Eduttainable Idea #2
Subtraction is useful. McKeown suggests that it is vital to subtract. Remove obstacles that get in the way of doing what is important. McKeown shares a story about a factory worker who manages operators of large industrial equipment. The manager is tasked with increasing efficiency. During a scouts leadership expedition with his son, he makes a sudden realization that solves his problem.
The scouts had to be at their destination before nightfall. When walking down the trail, the faster children would be so far ahead of the others that frequently they had to wait for everyone to catch up. This held them back. It became clear that the slowest hiker had to speed-up. By helping the slowest member of the group, it increased the speed of the entire group. By removing items from the child’s backpack and sharing the items with the group, the entire group move faster.
This plant manager had removed the weakest link.
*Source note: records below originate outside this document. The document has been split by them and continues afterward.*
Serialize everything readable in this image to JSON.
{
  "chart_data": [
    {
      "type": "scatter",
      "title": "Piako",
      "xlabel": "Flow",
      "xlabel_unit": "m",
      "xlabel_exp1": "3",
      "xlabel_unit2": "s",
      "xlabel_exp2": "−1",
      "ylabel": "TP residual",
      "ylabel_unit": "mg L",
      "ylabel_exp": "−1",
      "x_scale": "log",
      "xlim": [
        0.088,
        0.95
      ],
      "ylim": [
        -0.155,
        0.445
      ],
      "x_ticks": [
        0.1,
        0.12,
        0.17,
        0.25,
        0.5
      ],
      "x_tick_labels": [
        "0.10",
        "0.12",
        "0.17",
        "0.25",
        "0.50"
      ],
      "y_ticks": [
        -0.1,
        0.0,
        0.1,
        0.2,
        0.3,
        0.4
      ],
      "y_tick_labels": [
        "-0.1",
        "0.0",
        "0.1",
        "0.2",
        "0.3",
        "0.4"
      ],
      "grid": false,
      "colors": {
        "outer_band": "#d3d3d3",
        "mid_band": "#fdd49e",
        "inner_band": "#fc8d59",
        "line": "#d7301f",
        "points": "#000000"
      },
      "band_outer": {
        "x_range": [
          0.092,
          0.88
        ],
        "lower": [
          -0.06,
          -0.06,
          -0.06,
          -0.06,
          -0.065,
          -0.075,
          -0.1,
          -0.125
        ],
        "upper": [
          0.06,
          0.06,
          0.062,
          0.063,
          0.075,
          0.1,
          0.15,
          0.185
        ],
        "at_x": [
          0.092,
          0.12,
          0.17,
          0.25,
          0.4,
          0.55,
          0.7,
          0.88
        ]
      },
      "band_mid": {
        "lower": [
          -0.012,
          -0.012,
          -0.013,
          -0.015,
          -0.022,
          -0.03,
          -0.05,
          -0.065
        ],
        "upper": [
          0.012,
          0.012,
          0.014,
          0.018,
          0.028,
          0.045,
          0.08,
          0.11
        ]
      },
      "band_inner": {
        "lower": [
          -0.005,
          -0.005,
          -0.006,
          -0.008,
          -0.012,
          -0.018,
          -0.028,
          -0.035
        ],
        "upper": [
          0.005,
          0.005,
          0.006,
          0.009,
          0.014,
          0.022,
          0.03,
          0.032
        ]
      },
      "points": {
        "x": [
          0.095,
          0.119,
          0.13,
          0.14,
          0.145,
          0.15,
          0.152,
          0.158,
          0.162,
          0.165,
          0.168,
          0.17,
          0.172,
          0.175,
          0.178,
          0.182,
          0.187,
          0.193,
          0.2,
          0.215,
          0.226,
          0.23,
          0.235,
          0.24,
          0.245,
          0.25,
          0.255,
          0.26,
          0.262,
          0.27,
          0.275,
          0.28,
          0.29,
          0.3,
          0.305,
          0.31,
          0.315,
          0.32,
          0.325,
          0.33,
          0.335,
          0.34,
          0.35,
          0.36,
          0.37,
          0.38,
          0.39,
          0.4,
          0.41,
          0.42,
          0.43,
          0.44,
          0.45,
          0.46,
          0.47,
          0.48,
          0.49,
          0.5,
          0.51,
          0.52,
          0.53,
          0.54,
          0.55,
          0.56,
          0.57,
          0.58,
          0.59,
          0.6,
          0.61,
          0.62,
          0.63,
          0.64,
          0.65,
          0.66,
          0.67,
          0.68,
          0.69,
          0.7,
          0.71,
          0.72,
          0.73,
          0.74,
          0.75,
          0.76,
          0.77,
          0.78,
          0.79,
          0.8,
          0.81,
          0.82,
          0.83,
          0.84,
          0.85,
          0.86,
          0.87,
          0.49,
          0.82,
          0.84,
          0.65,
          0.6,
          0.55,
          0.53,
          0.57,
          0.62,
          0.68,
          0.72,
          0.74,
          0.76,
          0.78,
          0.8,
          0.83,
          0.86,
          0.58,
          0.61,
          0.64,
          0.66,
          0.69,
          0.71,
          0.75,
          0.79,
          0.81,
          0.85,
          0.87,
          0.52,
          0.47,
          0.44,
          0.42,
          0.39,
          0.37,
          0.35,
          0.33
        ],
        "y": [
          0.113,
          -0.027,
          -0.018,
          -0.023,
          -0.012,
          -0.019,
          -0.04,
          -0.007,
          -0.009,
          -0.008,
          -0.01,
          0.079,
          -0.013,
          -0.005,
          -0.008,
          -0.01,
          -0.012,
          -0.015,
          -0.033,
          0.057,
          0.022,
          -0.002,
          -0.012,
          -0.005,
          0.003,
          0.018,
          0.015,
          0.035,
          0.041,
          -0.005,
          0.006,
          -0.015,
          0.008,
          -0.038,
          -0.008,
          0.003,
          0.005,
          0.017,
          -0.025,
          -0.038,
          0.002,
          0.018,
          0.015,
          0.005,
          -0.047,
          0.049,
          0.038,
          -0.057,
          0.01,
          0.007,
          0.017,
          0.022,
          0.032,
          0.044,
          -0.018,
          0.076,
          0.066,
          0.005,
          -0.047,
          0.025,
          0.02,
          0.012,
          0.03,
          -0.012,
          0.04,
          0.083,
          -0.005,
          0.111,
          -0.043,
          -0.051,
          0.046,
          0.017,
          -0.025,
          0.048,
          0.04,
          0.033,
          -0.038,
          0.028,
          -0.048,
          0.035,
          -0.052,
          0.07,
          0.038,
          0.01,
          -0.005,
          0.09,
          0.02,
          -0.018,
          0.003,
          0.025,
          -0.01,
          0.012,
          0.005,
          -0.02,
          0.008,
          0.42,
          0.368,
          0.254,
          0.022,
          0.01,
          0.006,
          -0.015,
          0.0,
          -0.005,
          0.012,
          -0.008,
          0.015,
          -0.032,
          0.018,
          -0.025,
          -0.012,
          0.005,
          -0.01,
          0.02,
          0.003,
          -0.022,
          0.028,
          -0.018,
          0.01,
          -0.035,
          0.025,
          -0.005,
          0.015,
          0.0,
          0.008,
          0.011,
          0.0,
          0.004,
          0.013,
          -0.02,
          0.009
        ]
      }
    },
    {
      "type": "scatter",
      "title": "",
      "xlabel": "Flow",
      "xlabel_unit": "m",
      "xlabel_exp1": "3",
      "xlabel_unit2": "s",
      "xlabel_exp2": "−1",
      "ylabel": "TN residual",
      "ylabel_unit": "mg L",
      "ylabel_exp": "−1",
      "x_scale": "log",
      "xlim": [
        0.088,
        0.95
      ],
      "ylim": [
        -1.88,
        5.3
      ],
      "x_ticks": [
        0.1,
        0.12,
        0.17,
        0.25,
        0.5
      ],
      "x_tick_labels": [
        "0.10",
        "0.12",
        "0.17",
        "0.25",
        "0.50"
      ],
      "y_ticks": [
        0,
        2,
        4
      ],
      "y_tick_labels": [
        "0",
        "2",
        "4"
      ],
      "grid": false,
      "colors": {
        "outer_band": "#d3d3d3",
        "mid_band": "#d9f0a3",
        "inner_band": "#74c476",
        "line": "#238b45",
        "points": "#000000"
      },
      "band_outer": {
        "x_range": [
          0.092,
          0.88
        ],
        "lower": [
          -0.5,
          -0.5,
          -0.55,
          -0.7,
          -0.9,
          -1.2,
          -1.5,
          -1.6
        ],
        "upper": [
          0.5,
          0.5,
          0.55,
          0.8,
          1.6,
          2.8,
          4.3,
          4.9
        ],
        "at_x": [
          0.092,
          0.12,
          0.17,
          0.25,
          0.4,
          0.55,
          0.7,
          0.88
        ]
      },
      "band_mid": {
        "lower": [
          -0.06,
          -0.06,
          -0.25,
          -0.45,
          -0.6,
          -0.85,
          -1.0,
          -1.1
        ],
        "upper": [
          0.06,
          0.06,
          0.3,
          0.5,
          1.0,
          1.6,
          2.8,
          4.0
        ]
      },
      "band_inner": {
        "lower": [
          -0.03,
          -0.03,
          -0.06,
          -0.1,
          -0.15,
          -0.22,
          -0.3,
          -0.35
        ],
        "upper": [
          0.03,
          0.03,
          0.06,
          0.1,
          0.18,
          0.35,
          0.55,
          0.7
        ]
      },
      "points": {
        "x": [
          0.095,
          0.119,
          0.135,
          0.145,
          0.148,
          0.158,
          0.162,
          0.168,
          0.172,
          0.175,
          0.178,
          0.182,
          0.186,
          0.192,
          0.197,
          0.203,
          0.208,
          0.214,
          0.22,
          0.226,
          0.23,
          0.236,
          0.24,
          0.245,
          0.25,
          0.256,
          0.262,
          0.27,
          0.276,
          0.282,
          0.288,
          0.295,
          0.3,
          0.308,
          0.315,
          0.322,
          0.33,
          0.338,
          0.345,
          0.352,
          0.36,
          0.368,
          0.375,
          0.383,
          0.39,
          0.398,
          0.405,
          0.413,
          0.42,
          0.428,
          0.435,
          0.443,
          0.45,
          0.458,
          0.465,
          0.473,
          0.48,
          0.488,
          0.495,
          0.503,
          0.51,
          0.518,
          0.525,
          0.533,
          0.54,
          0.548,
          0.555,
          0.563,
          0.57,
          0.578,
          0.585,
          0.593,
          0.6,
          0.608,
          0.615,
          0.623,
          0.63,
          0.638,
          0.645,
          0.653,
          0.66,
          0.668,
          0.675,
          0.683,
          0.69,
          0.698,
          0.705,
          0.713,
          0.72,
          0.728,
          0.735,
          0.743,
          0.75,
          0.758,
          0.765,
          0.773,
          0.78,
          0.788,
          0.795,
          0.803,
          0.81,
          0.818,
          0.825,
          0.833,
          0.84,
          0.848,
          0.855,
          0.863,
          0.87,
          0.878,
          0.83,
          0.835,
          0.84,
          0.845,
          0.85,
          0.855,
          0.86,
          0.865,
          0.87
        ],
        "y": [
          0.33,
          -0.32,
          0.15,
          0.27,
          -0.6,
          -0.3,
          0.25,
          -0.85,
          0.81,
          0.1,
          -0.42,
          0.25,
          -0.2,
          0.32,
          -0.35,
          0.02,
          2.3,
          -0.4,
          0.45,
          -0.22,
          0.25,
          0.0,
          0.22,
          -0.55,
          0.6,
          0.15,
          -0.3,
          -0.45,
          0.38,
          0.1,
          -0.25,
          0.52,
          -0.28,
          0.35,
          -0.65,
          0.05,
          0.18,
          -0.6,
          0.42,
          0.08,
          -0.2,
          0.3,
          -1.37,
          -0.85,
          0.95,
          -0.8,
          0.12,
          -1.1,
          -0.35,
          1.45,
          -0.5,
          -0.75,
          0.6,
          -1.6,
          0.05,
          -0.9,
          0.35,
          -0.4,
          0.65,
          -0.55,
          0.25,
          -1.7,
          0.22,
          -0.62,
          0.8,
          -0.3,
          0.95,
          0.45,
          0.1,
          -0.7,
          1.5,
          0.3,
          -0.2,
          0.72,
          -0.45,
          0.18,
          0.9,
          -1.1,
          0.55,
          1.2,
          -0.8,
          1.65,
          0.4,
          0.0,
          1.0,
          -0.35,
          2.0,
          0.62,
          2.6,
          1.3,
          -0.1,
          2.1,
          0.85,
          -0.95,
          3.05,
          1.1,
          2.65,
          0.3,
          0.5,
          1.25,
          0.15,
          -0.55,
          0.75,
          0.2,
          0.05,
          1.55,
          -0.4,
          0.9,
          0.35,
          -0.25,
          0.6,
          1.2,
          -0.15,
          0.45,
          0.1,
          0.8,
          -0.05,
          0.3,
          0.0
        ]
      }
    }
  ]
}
By focusing on the least efficient part of the process, he found a way to increase overall productivity. By subtracting what’s nonessential, it creates the possibility for dramatic improvements. The key is to identify what is nonessential. Now is the time to remove the obstacles that are preventing you from getting to where you want to be.
“Removing obstacles does not have to be hard or take a superhuman effort. Instead, we can start small. It’s kind of like dislodging a boulder at the top of a hill. All it takes is a small shove, then momentum will naturally build.” says McKeown.
10,000 feet view
Remember one thing, “less but better”. Getting clear on what you want is at the root of it. If you don’t know what you want, everything will be important. If you can get clear, you begin to see what’s possible. It is worth the time to gain clarity. The courage to say no is an essential idea that underscores our ability to do the right thing. We need to be able to say no to things in order to say yes to what’s important. Most things are not important. Give special attention to your choices. What is essential to you?